So ist es naheliegend, dass die Zahl der angetretenen Erasmus-Stipendien derzeit allerorten stark rückläufig ist, wie die Hochschulen einhellig berichten. Doch nicht alle Studierenden wollen sich von der Corona-Krise ihren bereits bewilligten Auslandsaufenthalt vermiesen lassen. Immerhin haben sie das Bewerbungsprozedere schon vor einem Jahr begonnen, manche haben sich in der Zwischenzeit eine Unterkunft reserviert, und im Lebenslauf macht es sich sowieso gut. Der 26-jährige Pädagogikstudent Jakob hatte lange gehofft, die Endphase seines Masters im malerischen Göteborg zu verbringen, er hat im Vorjahr dafür auch extra einen Schwedischkurs absolviert. Diese Woche hätte sein Semester in Göteborg begonnen, doch daraus wurde nichts, wie ihm die Uni Wien Anfang Jänner – also zwei Wochen im Voraus – endgültig mitteilte.

Fast ganz Europa auf Rot

Die größte Hochschule des Landes hat beschlossen, Erasmus-Aufenthalte ihrer Studierenden für das Sommersemester prinzipiell abzusagen, wenn eine Reisewarnung ab der Stufe 5 für den Zielort gilt. Mittlerweile betrifft das fast ganz Europa, nur Finnland, Norwegen, Island und Griechenland werden vom Außenministerium auf Stufe 4 gestellt. "Wir halten das Sommersemester angesichts der großen Unsicherheiten für nicht geeignet", sagt eine Sprecherin der Uni Wien zum STANDARD. Die Corona-Situation sei zu instabil, zudem gelte es, die Mobilität in der Pandemie einzudämmen. Studierende, die aus dem Ausland nach Wien kommen ("Erasmus incoming"), werden allerdings nicht abgewiesen. Freilich müssten diese dann damit rechnen, in Wien großteils digital zu studieren, erklärt die Sprecherin.

EU-Sonderregeln für die Pandemie

Einheitlich von der EU vorgegeben ist diese Linie nicht, heißt es vom Österreichischen Austauschdienst (OeAD), der das europäische Vorzeigeprogramm als nationale Agentur für Österreich abwickelt: "Ob ein Austausch über Erasmus plus möglich ist, hängt von der Entscheidung der beteiligten Hochschulen und des jeweiligen Teilnehmers ab." Allerdings rate man von Aufenthalten in Risikogebieten dringend ab und übernehme "keine Haftung für eventuell dadurch entstandene Schäden", wenn ein Teilnehmer dennoch hinfährt. Allerdings weist der OeAD auch auf eine Sonderregelung der EU-Kommission während der Pandemie hin. Demnach ist es möglich, ein Erasmus-Semester zunächst vom Heimatland aus "virtuell zu beginnen und – wenn möglich – zu einem späteren Zeitpunkt physisch fortzuführen".
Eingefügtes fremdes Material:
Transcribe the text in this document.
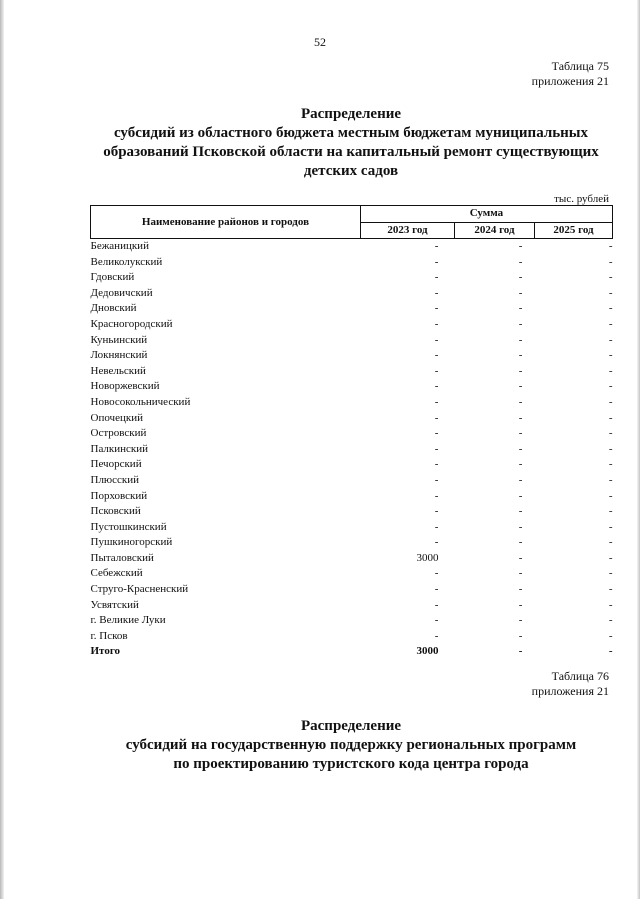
52
Таблица 75
приложения 21
Распределение
субсидий из областного бюджета местным бюджетам муниципальных
образований Псковской области на капитальный ремонт существующих
детских садов
тыс. рублей
Наименование районов и городов	Сумма		
	2023 год	2024 год	2025 год
Бежаницкий	-	-	-
Великолукский	-	-	-
Гдовский	-	-	-
Дедовичский	-	-	-
Дновский	-	-	-
Красногородский	-	-	-
Куньинский	-	-	-
Локнянский	-	-	-
Невельский	-	-	-
Новоржевский	-	-	-
Новосокольнический	-	-	-
Опочецкий	-	-	-
Островский	-	-	-
Палкинский	-	-	-
Печорский	-	-	-
Плюсский	-	-	-
Порховский	-	-	-
Псковский	-	-	-
Пустошкинский	-	-	-
Пушкиногорский	-	-	-
Пыталовский	3000	-	-
Себежский	-	-	-
Струго-Красненский	-	-	-
Усвятский	-	-	-
г. Великие Луки	-	-	-
г. Псков	-	-	-
Итого	3000	-	-
Таблица 76
приложения 21
Распределение
субсидий на государственную поддержку региональных программ
по проектированию туристского кода центра города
Entscheidung bei Studierenden

Tatsächlich haben sich zahlreiche Unis anders entschieden als die Uni Wien, sie streichen den Austausch trotz Reisewarnungen nicht von sich aus. "Es gibt weder einen Ratschlag für noch gegen den Antritt des Aufenthalts im Ausland", schreibt die Uni Graz dem STANDARD. Die Studierenden würden aber gebeten, die Reisewarnungen in ihre Abwägung einfließen zu lassen, zumal ab der Stufe 5 Reisekrankenversicherungen keinen Schutz mehr garantieren. Im Sommersemester werden von der Uni Graz nach derzeitigem Stand 130 Studierende mit Erasmus ins Ausland gehen, wobei die Verantwortlichen bis dahin noch mit einigen Stornos seitens der Studierenden rechnen.

Auch von der Uni Innsbruck werden Erasmus-Semester nicht prinzipiell gestoppt, erklärt die Leiterin der Internationalen Dienste, Barbara Tasser: "Wir wollen den Studierenden nicht automatisch die Chance nehmen, an den Partner-Unis ihrer Wahl zu studieren, sei es auch bloß im Onlinemodus." Das sei zwar sicherlich nicht das Ideal von Erasmus, aber man wolle wenigstens diese "Minimalvariante zugestehen". Letztlich müssten die betroffenen Studierende selbst entscheiden, ob sie die schwierigen Bedingungen in Kauf zu nehmen gedenken. Für Studierende, die mit Erasmus nach Innsbruck kommen wollen, sei man ebenso offen, sofern es die Reisebestimmungen zulassen.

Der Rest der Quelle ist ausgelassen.